The mothers also explained why they keep their children away from social media, with Nyaminde saying a cyber-bullying incident targeting her then-toddler son prompted her to stop sharing his photos. She said: “Social media has become some sort of demon; while it has many benefits there's a demon behind it. I don’t want to introduce my child to social media too soon before he understands it. I have to get his permission to post his photos.
“A celebrity couple recently complained about being told they have an ugly child. Can you imagine that? A long time ago, my child was insulted on social media after a fan shared a photo taken at a social event. You find people asking ‘where’s the father?’ ‘Huyo mtoto anakaa sijui hivi’. I decided never to put my child through that. People are evil out there. Hurt people hurt people; they are going through difficult times and they want to share the hurt.”
Vike, on the other hand, said that she avoids sharing her child’s photos as she cannot tolerate a netizen insulting her child.

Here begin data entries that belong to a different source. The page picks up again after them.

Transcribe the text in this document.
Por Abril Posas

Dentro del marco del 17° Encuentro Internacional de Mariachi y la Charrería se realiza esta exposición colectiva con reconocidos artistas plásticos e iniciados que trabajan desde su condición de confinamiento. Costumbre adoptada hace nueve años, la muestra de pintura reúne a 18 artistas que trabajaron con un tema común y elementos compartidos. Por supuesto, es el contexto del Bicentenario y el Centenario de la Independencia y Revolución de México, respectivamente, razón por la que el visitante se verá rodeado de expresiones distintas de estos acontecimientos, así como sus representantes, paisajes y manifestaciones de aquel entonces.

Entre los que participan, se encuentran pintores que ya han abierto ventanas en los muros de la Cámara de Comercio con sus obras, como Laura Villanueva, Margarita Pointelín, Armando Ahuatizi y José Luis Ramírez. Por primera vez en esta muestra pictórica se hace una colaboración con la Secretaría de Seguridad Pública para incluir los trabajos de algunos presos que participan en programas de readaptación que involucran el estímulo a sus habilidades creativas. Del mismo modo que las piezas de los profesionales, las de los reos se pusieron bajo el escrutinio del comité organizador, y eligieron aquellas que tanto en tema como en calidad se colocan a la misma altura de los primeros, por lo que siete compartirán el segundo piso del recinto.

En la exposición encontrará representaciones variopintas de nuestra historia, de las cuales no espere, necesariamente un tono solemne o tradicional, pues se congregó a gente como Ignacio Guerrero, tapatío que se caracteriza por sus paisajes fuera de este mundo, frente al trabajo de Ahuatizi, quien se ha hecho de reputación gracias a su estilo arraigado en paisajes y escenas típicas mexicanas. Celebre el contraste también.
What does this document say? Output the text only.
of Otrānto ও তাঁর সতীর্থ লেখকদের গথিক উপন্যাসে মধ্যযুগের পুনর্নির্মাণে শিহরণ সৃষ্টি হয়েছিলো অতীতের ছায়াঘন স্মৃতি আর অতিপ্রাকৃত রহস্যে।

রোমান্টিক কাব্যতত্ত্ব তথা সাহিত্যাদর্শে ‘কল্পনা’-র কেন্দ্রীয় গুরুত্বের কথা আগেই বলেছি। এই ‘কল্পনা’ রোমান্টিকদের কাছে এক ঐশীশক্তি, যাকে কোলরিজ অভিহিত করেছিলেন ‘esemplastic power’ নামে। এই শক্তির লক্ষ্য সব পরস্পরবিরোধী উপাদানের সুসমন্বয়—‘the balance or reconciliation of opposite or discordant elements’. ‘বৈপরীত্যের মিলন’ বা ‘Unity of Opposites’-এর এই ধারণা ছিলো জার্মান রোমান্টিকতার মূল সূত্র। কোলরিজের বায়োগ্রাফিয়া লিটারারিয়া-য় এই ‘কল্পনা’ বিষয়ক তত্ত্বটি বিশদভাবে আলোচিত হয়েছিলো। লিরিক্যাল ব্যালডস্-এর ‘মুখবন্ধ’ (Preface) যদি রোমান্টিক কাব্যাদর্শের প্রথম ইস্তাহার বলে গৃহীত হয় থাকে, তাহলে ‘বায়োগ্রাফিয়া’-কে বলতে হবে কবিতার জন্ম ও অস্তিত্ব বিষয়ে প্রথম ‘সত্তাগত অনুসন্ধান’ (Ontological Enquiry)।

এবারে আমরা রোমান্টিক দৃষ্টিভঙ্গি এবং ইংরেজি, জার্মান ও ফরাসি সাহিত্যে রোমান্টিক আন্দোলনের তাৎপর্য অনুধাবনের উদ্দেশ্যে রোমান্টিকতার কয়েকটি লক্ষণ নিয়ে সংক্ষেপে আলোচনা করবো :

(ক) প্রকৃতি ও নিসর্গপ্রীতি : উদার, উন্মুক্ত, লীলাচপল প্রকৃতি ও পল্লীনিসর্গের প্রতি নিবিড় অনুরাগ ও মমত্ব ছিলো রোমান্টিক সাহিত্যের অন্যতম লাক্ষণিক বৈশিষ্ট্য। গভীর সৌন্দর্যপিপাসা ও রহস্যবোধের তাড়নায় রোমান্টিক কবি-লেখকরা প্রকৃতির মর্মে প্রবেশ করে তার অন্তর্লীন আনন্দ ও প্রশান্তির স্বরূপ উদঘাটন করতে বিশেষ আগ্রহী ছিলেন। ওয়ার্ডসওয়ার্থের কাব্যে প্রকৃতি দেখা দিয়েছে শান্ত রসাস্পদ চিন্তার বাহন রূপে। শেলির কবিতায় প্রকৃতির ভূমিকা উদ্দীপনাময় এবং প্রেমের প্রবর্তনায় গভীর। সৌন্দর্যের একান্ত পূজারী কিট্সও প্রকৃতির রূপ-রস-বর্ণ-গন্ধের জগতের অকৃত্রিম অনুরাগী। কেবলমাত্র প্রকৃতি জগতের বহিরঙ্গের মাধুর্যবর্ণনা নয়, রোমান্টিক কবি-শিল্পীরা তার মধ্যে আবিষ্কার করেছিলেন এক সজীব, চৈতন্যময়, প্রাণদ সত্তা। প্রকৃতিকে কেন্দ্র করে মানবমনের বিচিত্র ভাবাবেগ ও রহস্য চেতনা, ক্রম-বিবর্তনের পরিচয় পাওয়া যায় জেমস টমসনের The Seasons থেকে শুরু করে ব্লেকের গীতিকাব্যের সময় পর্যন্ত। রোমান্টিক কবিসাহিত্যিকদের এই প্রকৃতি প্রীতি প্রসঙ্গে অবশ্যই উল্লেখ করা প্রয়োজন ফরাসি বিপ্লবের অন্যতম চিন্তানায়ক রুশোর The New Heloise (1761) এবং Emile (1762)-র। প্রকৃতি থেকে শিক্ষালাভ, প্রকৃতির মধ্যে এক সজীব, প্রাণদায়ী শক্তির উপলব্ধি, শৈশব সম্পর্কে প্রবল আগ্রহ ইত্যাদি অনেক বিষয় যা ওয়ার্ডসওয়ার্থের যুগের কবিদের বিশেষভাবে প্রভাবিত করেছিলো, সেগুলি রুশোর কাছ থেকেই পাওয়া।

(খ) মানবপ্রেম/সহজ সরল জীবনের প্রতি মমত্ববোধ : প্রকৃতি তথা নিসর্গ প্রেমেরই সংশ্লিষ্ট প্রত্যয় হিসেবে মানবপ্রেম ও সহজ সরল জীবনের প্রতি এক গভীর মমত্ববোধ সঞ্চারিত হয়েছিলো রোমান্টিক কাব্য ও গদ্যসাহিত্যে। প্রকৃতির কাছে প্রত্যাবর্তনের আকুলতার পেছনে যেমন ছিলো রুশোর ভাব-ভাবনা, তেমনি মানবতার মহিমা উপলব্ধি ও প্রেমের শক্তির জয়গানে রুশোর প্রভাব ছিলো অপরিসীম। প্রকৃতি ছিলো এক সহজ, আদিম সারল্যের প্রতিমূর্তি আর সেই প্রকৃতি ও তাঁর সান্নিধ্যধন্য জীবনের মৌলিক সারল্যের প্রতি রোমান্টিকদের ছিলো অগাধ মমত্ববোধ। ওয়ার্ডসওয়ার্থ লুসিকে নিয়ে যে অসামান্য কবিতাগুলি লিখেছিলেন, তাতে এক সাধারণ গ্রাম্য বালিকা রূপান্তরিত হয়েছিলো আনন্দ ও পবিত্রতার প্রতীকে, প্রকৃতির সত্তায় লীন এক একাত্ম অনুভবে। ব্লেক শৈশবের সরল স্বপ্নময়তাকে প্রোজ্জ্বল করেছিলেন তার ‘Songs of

She further revealed that during her pregnancy, she was linked to eight men including an MCA she’s never met and even a security guard.
Both also attested to weighing other income-generating careers as initially, acting could not pay their bills. But they soldiered on with Nyaminde saying: “I couldn’t see myself doing anything else. I love working where it's fun and there’s laughter. I couldn’t imagine myself doing an office job as I had worked as a receptionist at a clinic.”
Nyaminde also decried the hesitation by corporates to hire female entertainers saying they are often compared to their male counterparts.
“There is still a lot of hesitation; so many times, I’ve been on the negotiating table and concerns have been raised if I could entertain crowds like our male counterparts. There are a lot of questions and meet-ups before they settle on you. There’s a lot of doubt and often, they pair up male and female entertainers on stage. But after shows, we’re like ‘But we told you so, we are equally good’.”